O ano era 1974, seis depois
da invasão da Tchecoslováquia pelas forças do Pacto de Varsóvia. Thompson
rasgara sua carteirinha do Partido Comunista britânico em 1956, na hora da
invasão soviética da Hungria, mas interpretava o stalinismo como apenas um
deplorável desvio no curso da história rumo ao radioso futuro comunista.
Kolakowski, porém, sabia mais - e tinha um norte moral melhor.
Eric Hobsbawm nunca
renunciou à sua carteirinha do partido. Aos 23 anos, ele assinou
com Raymond Williams um panfleto de apoio ao pacto Molotov-Ribbentrop, entre a
URSS de Stálin e a Alemanha de Hitler. Na maturidade, atravessou impávido as
fogueiras da Hungria e da Tchecoslováquia.
Em 1994, aos 77 anos,
pouco depois da queda do Muro de Berlim, publicou "Era dos Extremos",
uma interpretação do século 20 consagrada a desenhar um sorriso no esqueleto já
enterrado do stalinismo.
Hobsbawm, notável narrador
do século 19, autor da trilogia das "eras" que desvendou para o
grande público a trama da história contemporânea, entregou-se então à
falsificação deliberada para restaurar o argumento imoral de Thompson.
A "era dos
extremos" é uma tese paradoxal, cuja síntese emerge na sua introdução:
"A vitória da URSS sobre Hitler foi uma realização do regime lá instalado
pela Revolução de Outubro. Sem isso, o mundo hoje (com exceção dos EUA)

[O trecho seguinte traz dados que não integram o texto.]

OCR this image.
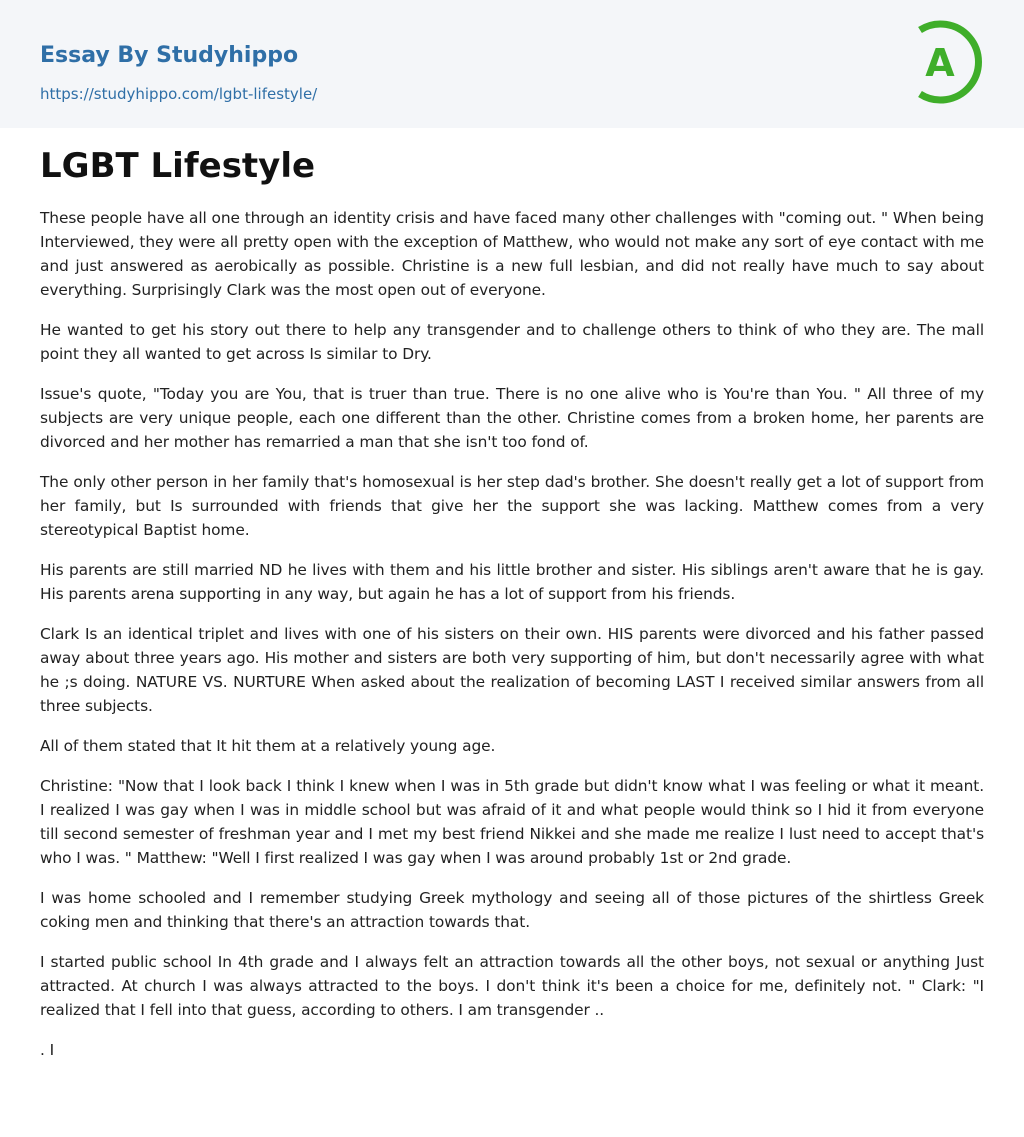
Essay By Studyhippo
https://studyhippo.com/lgbt-lifestyle/
A
LGBT Lifestyle

These people have all one through an identity crisis and have faced many other challenges with "coming out. " When being Interviewed, they were all pretty open with the exception of Matthew, who would not make any sort of eye contact with me and just answered as aerobically as possible. Christine is a new full lesbian, and did not really have much to say about everything. Surprisingly Clark was the most open out of everyone.

He wanted to get his story out there to help any transgender and to challenge others to think of who they are. The mall point they all wanted to get across Is similar to Dry.

Issue's quote, "Today you are You, that is truer than true. There is no one alive who is You're than You. " All three of my subjects are very unique people, each one different than the other. Christine comes from a broken home, her parents are divorced and her mother has remarried a man that she isn't too fond of.

The only other person in her family that's homosexual is her step dad's brother. She doesn't really get a lot of support from her family, but Is surrounded with friends that give her the support she was lacking. Matthew comes from a very stereotypical Baptist home.

His parents are still married ND he lives with them and his little brother and sister. His siblings aren't aware that he is gay. His parents arena supporting in any way, but again he has a lot of support from his friends.

Clark Is an identical triplet and lives with one of his sisters on their own. HIS parents were divorced and his father passed away about three years ago. His mother and sisters are both very supporting of him, but don't necessarily agree with what he ;s doing. NATURE VS. NURTURE When asked about the realization of becoming LAST I received similar answers from all three subjects.

All of them stated that It hit them at a relatively young age.

Christine: "Now that I look back I think I knew when I was in 5th grade but didn't know what I was feeling or what it meant. I realized I was gay when I was in middle school but was afraid of it and what people would think so I hid it from everyone till second semester of freshman year and I met my best friend Nikkei and she made me realize I lust need to accept that's who I was. " Matthew: "Well I first realized I was gay when I was around probably 1st or 2nd grade.

I was home schooled and I remember studying Greek mythology and seeing all of those pictures of the shirtless Greek coking men and thinking that there's an attraction towards that.

I started public school In 4th grade and I always felt an attraction towards all the other boys, not sexual or anything Just attracted. At church I was always attracted to the boys. I don't think it's been a choice for me, definitely not. " Clark: "I realized that I fell into that guess, according to others. I am transgender ..

. I
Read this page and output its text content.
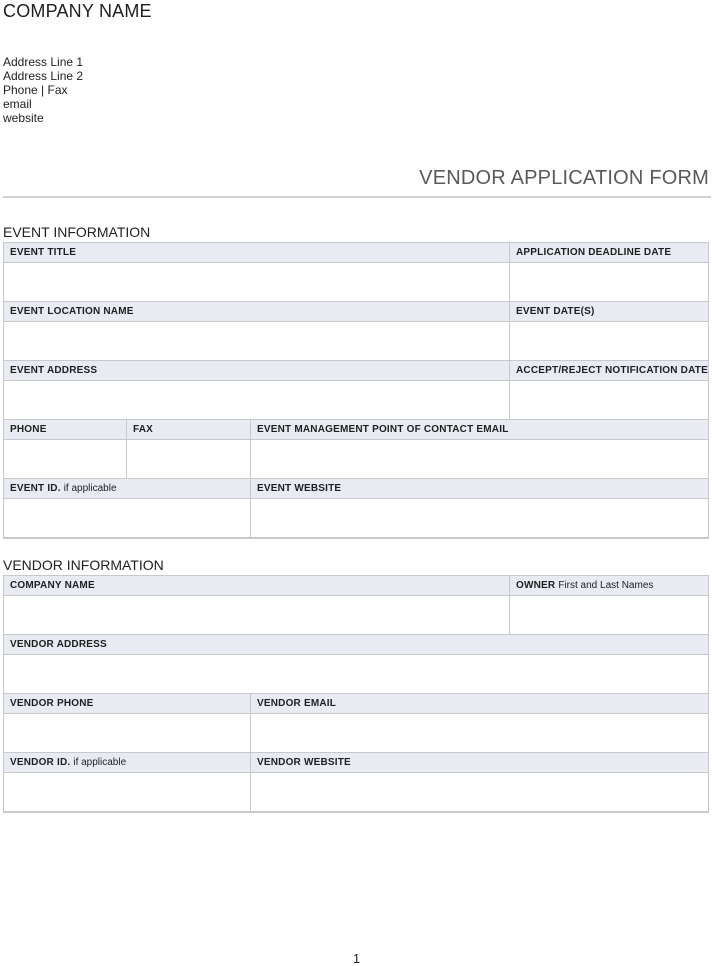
COMPANY NAME
Address Line 1
Address Line 2
Phone | Fax
email
website
VENDOR APPLICATION FORM
EVENT INFORMATION
EVENT TITLE			APPLICATION DEADLINE DATE

EVENT LOCATION NAME			EVENT DATE(S)

EVENT ADDRESS			ACCEPT/REJECT NOTIFICATION DATE

PHONE	FAX	EVENT MANAGEMENT POINT OF CONTACT EMAIL	

EVENT ID. if applicable		EVENT WEBSITE	

VENDOR INFORMATION
COMPANY NAME		OWNER First and Last Names

VENDOR ADDRESS		

VENDOR PHONE	VENDOR EMAIL	

VENDOR ID. if applicable	VENDOR WEBSITE	

1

provavelmente seria um conjunto de variações sobre temas autoritários e
fascistas, mais que de variações sobre temas parlamentares liberais."
O totalitarismo
stalinista, assegura-nos o historiador, podia ter seus defeitos, mas representava
o socialismo e, sem ele, a humanidade teria sido tragada, em definitivo, pelo
vórtice do fascismo.
O tribunal final da
História, constituído por um único juiz, o próprio Hobsbawm, oferece um
veredicto de absolvição dos processos de Moscou, do gulag, da supressão
absoluta da liberdade. A matéria pútrida do "socialismo real"

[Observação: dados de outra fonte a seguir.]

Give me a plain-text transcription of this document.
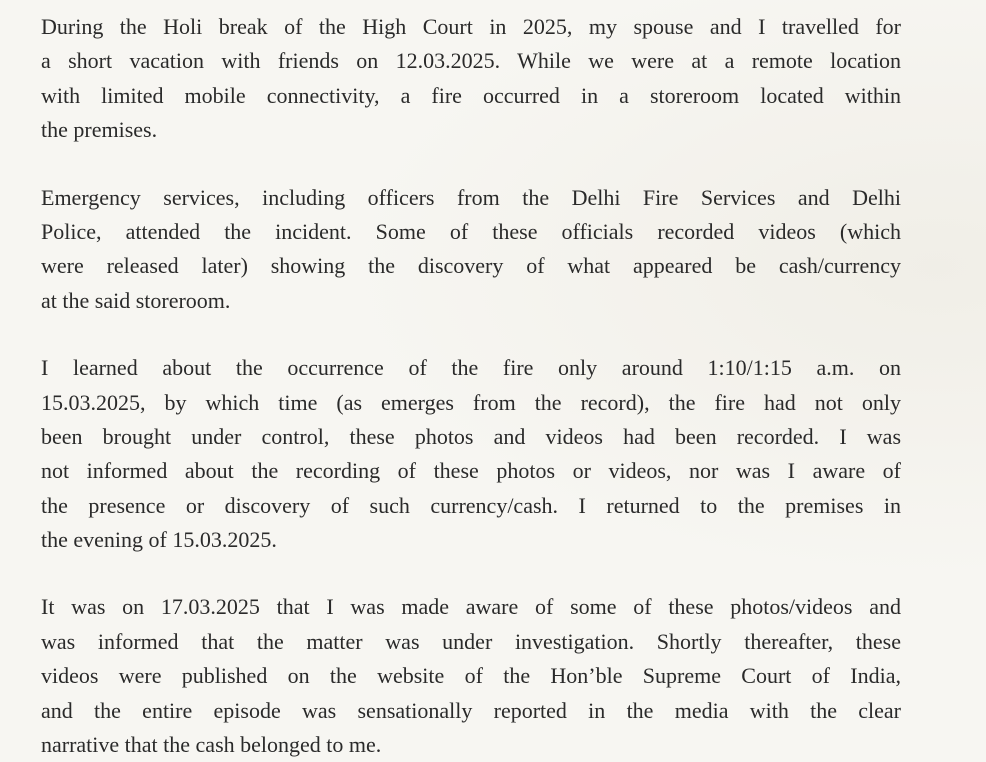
During the Holi break of the High Court in 2025, my spouse and I travelled for
a short vacation with friends on 12.03.2025. While we were at a remote location
with limited mobile connectivity, a fire occurred in a storeroom located within
the premises.
Emergency services, including officers from the Delhi Fire Services and Delhi
Police, attended the incident. Some of these officials recorded videos (which
were released later) showing the discovery of what appeared be cash/currency
at the said storeroom.
I learned about the occurrence of the fire only around 1:10/1:15 a.m. on
15.03.2025, by which time (as emerges from the record), the fire had not only
been brought under control, these photos and videos had been recorded. I was
not informed about the recording of these photos or videos, nor was I aware of
the presence or discovery of such currency/cash. I returned to the premises in
the evening of 15.03.2025.
It was on 17.03.2025 that I was made aware of some of these photos/videos and
was informed that the matter was under investigation. Shortly thereafter, these
videos were published on the website of the Hon’ble Supreme Court of India,
and the entire episode was sensationally reported in the media with the clear
narrative that the cash belonged to me.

salvou-nos, a todos, de um destino pior, que era tecido pelo capitalismo em
crise.
A narrativa inteira se
organiza persuasivamente ao redor da tese, investindo na aposta segura de que o
leitor médio carece das informações indispensáveis para refutá-la.
O regime de Stálin
destroçou o comando das forças armadas soviéticas nos expurgos dos anos 30,
aumentando a vulnerabilidade do país à invasão alemã. A URSS não triunfaria
sobre Hitler sem a vasta ajuda militar americana.
No primeiro e crucial ano
do conflito, a aliança firmada pelo pacto Molotov-Ribbentrop converteu a URSS
em fornecedora principal de matérias-primas e combustíveis para a máquina de
guerra nazista. A história de cartolina de
Hobsbawm é uma contrafação da história da Segunda Guerra, inspirada diretamente
pelas narrativas oficiais fabricada por Moscou no imediato pós-guerra. O
esqueleto precisa antes mentir, para depois sorrir.
A trilogia das
"eras", narrativas eruditas escritas em linguagem cristalina, foi a
porta de entrada de centenas de milhares de leitores para as delícias da
história. "Era dos Extremos" singrou no oceano de autoridade das
obras precedentes.
No Brasil, país onde
Hobsbawm tem mais leitores do que na Grã-Bretanha, o livro beneficiou-se de uma
recepção laudatória, patrocinada por intelectuais inconformados com as
marteladas críticas dos berlinenses daquele 9 de novembro de 1989. Fora daqui, porém, nem
todos aceitaram sorrir junto com o esqueleto de uma mentira.
Num ensaio de 2003, o
historiador Tony Judt escreveu o epitáfio incontornável: "Hobsbawm
recusa-se a encarar o mal face a face e chamá-lo pelo seu nome; nunca enfrenta
a herança moral e política de Stalin e de seus feitos. Se ele pretende
seriamente passar o bastão radical às futuras gerações, essa não é a maneira de
proceder".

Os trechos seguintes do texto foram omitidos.